A Quick Bounce in CMG Stock?
Reality check: While Chipotle is wounded, this isn’t a bankruptcy concern, and there’s no imminent collapse of the business. This week’s events were bad, not fatal.
With that in mind, let’s look at the chart.
Chipotle’s Relative Strength Index (RSI) indicator is at its lowest readings since early 2016, when the dip in CMG stock was reaching its end. Sellers eventually became exhausted, and what followed was an oversold bounce of roughly 25%.
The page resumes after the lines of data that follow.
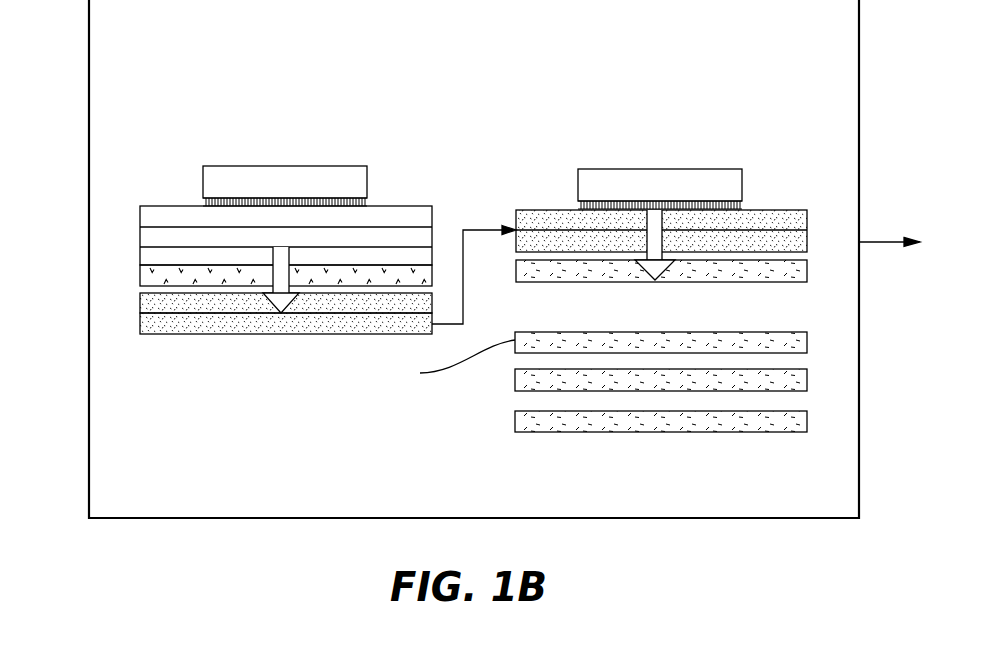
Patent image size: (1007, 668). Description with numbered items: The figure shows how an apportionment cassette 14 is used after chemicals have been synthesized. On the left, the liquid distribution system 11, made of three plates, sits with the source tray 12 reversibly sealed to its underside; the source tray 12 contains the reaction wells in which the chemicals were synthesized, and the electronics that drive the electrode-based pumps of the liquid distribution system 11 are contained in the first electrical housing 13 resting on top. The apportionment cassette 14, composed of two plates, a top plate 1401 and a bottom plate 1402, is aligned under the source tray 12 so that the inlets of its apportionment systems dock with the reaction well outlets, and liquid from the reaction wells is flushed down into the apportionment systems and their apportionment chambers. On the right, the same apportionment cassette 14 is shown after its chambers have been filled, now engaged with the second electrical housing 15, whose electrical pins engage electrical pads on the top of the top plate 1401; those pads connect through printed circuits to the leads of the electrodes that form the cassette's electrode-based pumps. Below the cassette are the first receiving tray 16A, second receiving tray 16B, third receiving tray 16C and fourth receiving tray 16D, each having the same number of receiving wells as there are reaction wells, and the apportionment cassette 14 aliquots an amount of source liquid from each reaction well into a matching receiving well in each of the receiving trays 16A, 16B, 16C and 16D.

The liquid distribution system 11 is at (134, 208).
The source tray 12 is at (140, 275).
The first electrical housing 13 is at (367, 188).
The apportionment cassette 14 is at (779, 210).
The top plate 1401 is at (140, 302).
The bottom plate 1402 is at (140, 325).
The second electrical housing 15 is at (628, 169).
The first receiving tray 16A is at (808, 275).
The second receiving tray 16B is at (808, 343).
The third receiving tray 16C is at (808, 385).
The fourth receiving tray 16D is at (808, 425).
That’s not an argument for a long-term buy here, but there’s a powerful case for trading bullish options for a quick profit. CMG stock hasn’t managed to go any higher than it did after this technical bounce — and that’s despite a couple quarters’ worth of earnings reports that showed a clear signs of fundamental improvement.
And what about buy-and-hold investors?
Chipotle has broken trust for the umpteenth time, and more food sickness outbreaks are simply going to happen, if not tomorrow, then next month, or next year. That’s the risk Chipotle takes for the experience it’s trying to deliver to its customers.
The first step comes after the bell Tuesday, July 25, when Chipotle reports its quarterly earnings, when we get both an idea of where the restaurant was before this flare-up, and potentially some guidance for the current quarter, which likely will be affected by this week’s events. If we don’t receive any guidance, then it’s a waiting game of absorbing industry reports and any tidbits that CMG decides to dole out over the next three months until its Q3 report — when we’re certain to find out just how bad the damage was.
In short, CMG stock isn’t a safe long-term play for at least another few months. But if you’re aggressive and quick on the trading front, you might be able to squeeze out some profits on the long side.